Subscribe to BusinessThink for the latest research, analysis and insights from UNSW Business School
Who can use the start-up calculator?
Anyone can use the calculator, which has been made publicly available for European countries and the US economy. And Prof. Sedlacek says it’s fairly straightforward to use. First, specify values for the recessionary impact on start-up activity. There are three margins to toggle with: the number of start-ups, the growth potential of young firms and their exit rates.

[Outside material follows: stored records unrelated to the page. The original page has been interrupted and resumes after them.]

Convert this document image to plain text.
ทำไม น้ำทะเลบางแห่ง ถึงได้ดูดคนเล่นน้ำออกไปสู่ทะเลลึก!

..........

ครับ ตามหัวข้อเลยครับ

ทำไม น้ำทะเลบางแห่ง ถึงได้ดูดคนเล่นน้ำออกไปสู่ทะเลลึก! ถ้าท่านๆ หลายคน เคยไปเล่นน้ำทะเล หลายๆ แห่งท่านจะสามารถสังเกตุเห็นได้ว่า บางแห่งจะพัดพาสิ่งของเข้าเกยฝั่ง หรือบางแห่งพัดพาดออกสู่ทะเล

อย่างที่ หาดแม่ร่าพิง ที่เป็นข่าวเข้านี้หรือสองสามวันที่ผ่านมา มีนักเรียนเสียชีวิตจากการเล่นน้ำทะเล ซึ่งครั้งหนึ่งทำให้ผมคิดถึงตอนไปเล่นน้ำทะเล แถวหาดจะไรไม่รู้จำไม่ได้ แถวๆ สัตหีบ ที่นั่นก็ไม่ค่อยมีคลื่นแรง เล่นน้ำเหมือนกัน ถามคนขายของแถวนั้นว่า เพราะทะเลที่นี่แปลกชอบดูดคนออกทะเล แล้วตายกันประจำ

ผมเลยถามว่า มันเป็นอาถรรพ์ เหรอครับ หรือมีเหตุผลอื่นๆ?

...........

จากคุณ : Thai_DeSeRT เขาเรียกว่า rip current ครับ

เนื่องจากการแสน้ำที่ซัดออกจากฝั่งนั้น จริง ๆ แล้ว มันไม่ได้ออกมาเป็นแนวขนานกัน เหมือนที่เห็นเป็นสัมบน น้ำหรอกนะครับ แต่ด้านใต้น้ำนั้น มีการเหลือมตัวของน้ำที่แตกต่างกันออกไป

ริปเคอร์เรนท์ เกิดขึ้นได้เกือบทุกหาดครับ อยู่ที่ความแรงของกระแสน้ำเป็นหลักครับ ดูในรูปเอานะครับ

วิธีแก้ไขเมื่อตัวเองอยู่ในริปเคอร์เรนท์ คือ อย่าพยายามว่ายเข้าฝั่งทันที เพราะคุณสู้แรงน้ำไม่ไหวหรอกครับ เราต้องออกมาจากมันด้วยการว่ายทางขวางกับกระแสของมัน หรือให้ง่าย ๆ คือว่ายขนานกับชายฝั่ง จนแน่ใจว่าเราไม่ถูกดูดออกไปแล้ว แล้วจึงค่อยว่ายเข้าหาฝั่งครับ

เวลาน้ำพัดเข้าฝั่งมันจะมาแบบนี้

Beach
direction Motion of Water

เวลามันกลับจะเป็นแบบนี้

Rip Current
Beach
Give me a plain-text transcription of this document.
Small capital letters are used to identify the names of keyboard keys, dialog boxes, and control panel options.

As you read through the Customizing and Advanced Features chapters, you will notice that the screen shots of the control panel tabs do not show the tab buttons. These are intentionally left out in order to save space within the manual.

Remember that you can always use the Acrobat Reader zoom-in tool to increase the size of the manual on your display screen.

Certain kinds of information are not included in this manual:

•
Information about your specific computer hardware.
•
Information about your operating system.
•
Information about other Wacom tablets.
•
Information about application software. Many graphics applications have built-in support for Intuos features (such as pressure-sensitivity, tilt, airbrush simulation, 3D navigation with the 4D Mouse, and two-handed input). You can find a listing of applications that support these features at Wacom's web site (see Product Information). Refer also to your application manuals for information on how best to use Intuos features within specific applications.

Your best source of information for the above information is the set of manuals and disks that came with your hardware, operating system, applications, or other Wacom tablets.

While the calculator has been created using US and EU data, the calculator could be adapted to the Australian economy. “Australia has excellent firm-level data – which is the backbone of the calculator,” says Prof. Sedlacek. "Understanding how severe a recession could be is important for policy. For instance, Australia spent something like $120 billion during the COVID-19 pandemic to support businesses (JobKeeper and Boosting cash flow for employers). Was this enough/too much? Knowing how many jobs may be lost would enable a more nuanced cost-benefit analysis," he concludes.